Brits are being encouraged to rifle through their change jars for a rare 20th Century coin could make you almost £40,000.
Due to low mintage, a George V sovereign Sydney mint could fetch between £8,500 and £37,500, depending on its condition.
Anyone who owns a 1926 edition of the sovereign should check the side of the coin for an S - showing it was made in Sydney and hugely increasing its value.
Records on londoncoins.co.uk show that a 1926S sovereign was indeed sold for £18,000 in September 2014.
And despite not reaching anywhere near the experts' valuation, one of the coins is currently available on eBay for a tidy profit-making £2,500.
Since 1871, British sovereigns were struck at branch mints around the Commonwealth, as well as at the Royal Mint, in London.

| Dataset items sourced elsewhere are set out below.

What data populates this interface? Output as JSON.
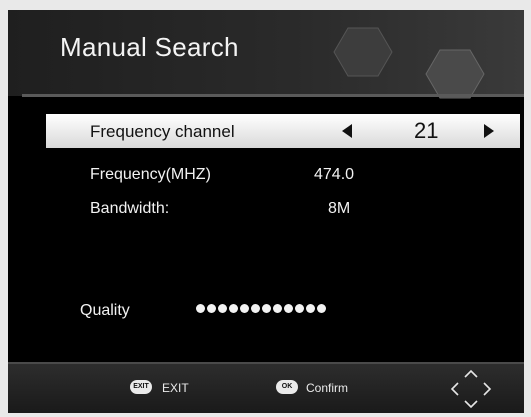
{
  "header": {
    "title": "Manual Search"
  },
  "selected_row": {
    "label": "Frequency channel",
    "value": "21",
    "left_arrow_icon": "arrow-left-icon",
    "right_arrow_icon": "arrow-right-icon"
  },
  "info": {
    "frequency_label": "Frequency(MHZ)",
    "frequency_value": "474.0",
    "bandwidth_label": "Bandwidth:",
    "bandwidth_value": "8M"
  },
  "quality": {
    "label": "Quality",
    "dot_count": 12
  },
  "footer": {
    "exit_key": "EXIT",
    "exit_label": "EXIT",
    "ok_key": "OK",
    "ok_label": "Confirm",
    "nav_icon": "dpad-arrows-icon"
  },
  "colors": {
    "background": "#000000",
    "selected_row": "#e6e6e6",
    "text": "#f2f2f2"
  }
}
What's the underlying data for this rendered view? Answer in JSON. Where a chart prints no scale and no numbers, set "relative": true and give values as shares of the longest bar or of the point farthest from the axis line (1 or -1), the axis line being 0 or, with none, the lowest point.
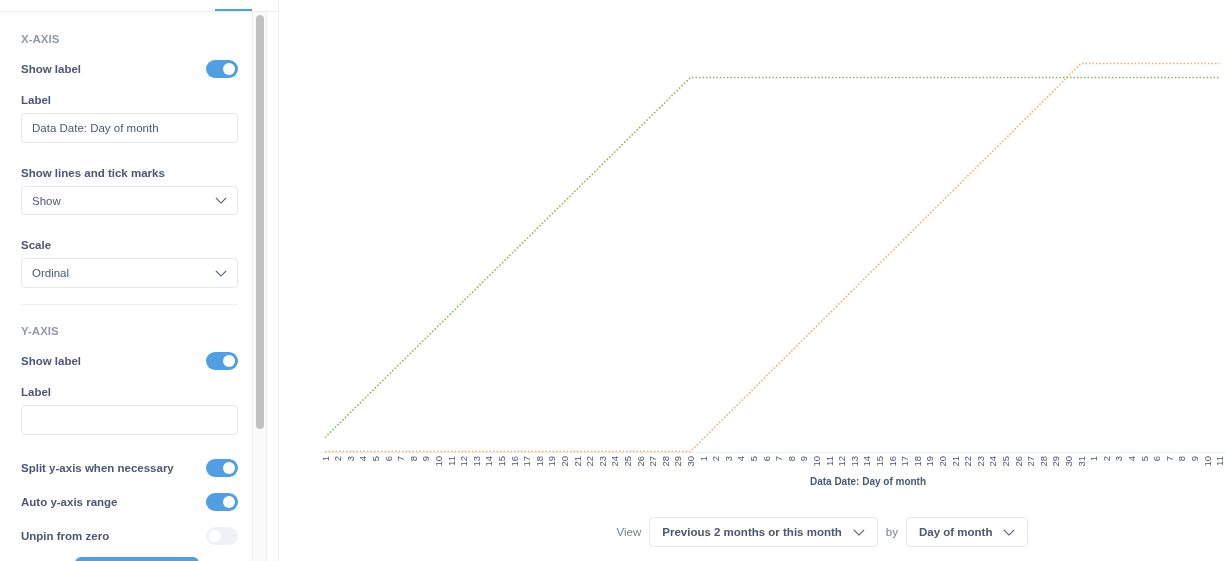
{
  "sidebar": {
    "sections": [
      {
        "title": "X-AXIS",
        "items": [
          {
            "kind": "toggle",
            "label": "Show label",
            "on": true
          },
          {
            "kind": "text",
            "label": "Label",
            "value": "Data Date: Day of month"
          },
          {
            "kind": "select",
            "label": "Show lines and tick marks",
            "value": "Show"
          },
          {
            "kind": "select",
            "label": "Scale",
            "value": "Ordinal"
          }
        ]
      },
      {
        "title": "Y-AXIS",
        "items": [
          {
            "kind": "toggle",
            "label": "Show label",
            "on": true
          },
          {
            "kind": "text",
            "label": "Label"
          },
          {
            "kind": "toggle",
            "label": "Split y-axis when necessary",
            "on": true
          },
          {
            "kind": "toggle",
            "label": "Auto y-axis range",
            "on": true
          },
          {
            "kind": "toggle",
            "label": "Unpin from zero",
            "on": false
          }
        ]
      }
    ]
  },
  "chart": {
    "chart_data": {
      "type": "line",
      "xlabel": "Data Date: Day of month",
      "categories": [
        "1",
        "2",
        "3",
        "4",
        "5",
        "6",
        "7",
        "8",
        "9",
        "10",
        "11",
        "12",
        "13",
        "14",
        "15",
        "16",
        "17",
        "18",
        "19",
        "20",
        "21",
        "22",
        "23",
        "24",
        "25",
        "26",
        "27",
        "28",
        "29",
        "30",
        "1",
        "2",
        "3",
        "4",
        "5",
        "6",
        "7",
        "8",
        "9",
        "10",
        "11",
        "12",
        "13",
        "14",
        "15",
        "16",
        "17",
        "18",
        "19",
        "20",
        "21",
        "22",
        "23",
        "24",
        "25",
        "26",
        "27",
        "28",
        "29",
        "30",
        "31",
        "1",
        "2",
        "3",
        "4",
        "5",
        "6",
        "7",
        "8",
        "9",
        "10",
        "11"
      ],
      "relative": true,
      "series": [
        {
          "color": "#84bb4c",
          "line_style": "dotted",
          "values": [
            0.036,
            0.068,
            0.1,
            0.132,
            0.164,
            0.196,
            0.228,
            0.26,
            0.292,
            0.324,
            0.356,
            0.388,
            0.42,
            0.452,
            0.484,
            0.516,
            0.548,
            0.58,
            0.612,
            0.644,
            0.676,
            0.708,
            0.74,
            0.772,
            0.804,
            0.836,
            0.868,
            0.9,
            0.932,
            0.964,
            0.964,
            0.964,
            0.964,
            0.964,
            0.964,
            0.964,
            0.964,
            0.964,
            0.964,
            0.964,
            0.964,
            0.964,
            0.964,
            0.964,
            0.964,
            0.964,
            0.964,
            0.964,
            0.964,
            0.964,
            0.964,
            0.964,
            0.964,
            0.964,
            0.964,
            0.964,
            0.964,
            0.964,
            0.964,
            0.964,
            0.964,
            0.964,
            0.964,
            0.964,
            0.964,
            0.964,
            0.964,
            0.964,
            0.964,
            0.964,
            0.964,
            0.964
          ]
        },
        {
          "color": "#f9a867",
          "line_style": "dotted",
          "values": [
            0,
            0,
            0,
            0,
            0,
            0,
            0,
            0,
            0,
            0,
            0,
            0,
            0,
            0,
            0,
            0,
            0,
            0,
            0,
            0,
            0,
            0,
            0,
            0,
            0,
            0,
            0,
            0,
            0,
            0,
            0.032,
            0.065,
            0.097,
            0.129,
            0.161,
            0.194,
            0.226,
            0.258,
            0.29,
            0.323,
            0.355,
            0.387,
            0.419,
            0.452,
            0.484,
            0.516,
            0.548,
            0.581,
            0.613,
            0.645,
            0.677,
            0.71,
            0.742,
            0.774,
            0.806,
            0.839,
            0.871,
            0.903,
            0.935,
            0.968,
            1,
            1,
            1,
            1,
            1,
            1,
            1,
            1,
            1,
            1,
            1,
            1
          ]
        }
      ]
    }
  },
  "footer": {
    "view_label": "View",
    "period": "Previous 2 months or this month",
    "by_label": "by",
    "unit": "Day of month"
  }
}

Sydney was the first branch mint and more followed in locations that were rich wiith gold mines.
More followed in Melbourne, Perth, Ottawa, Bombay and Pretoria.
It comes as Britain prepares to welcome a new 12-sided £1 coin from March.
The news comes as Britiain prepares to welcome a new 12-sided £1 coin from March.
Households are being warned to spend or bank all their round pound coins before October, when they will cease to be legal tender.
And around the same time, new coin designs will start appearing in the shops, including a Jane Austen £2 and a 50p celebrating Sir Isaac Newton.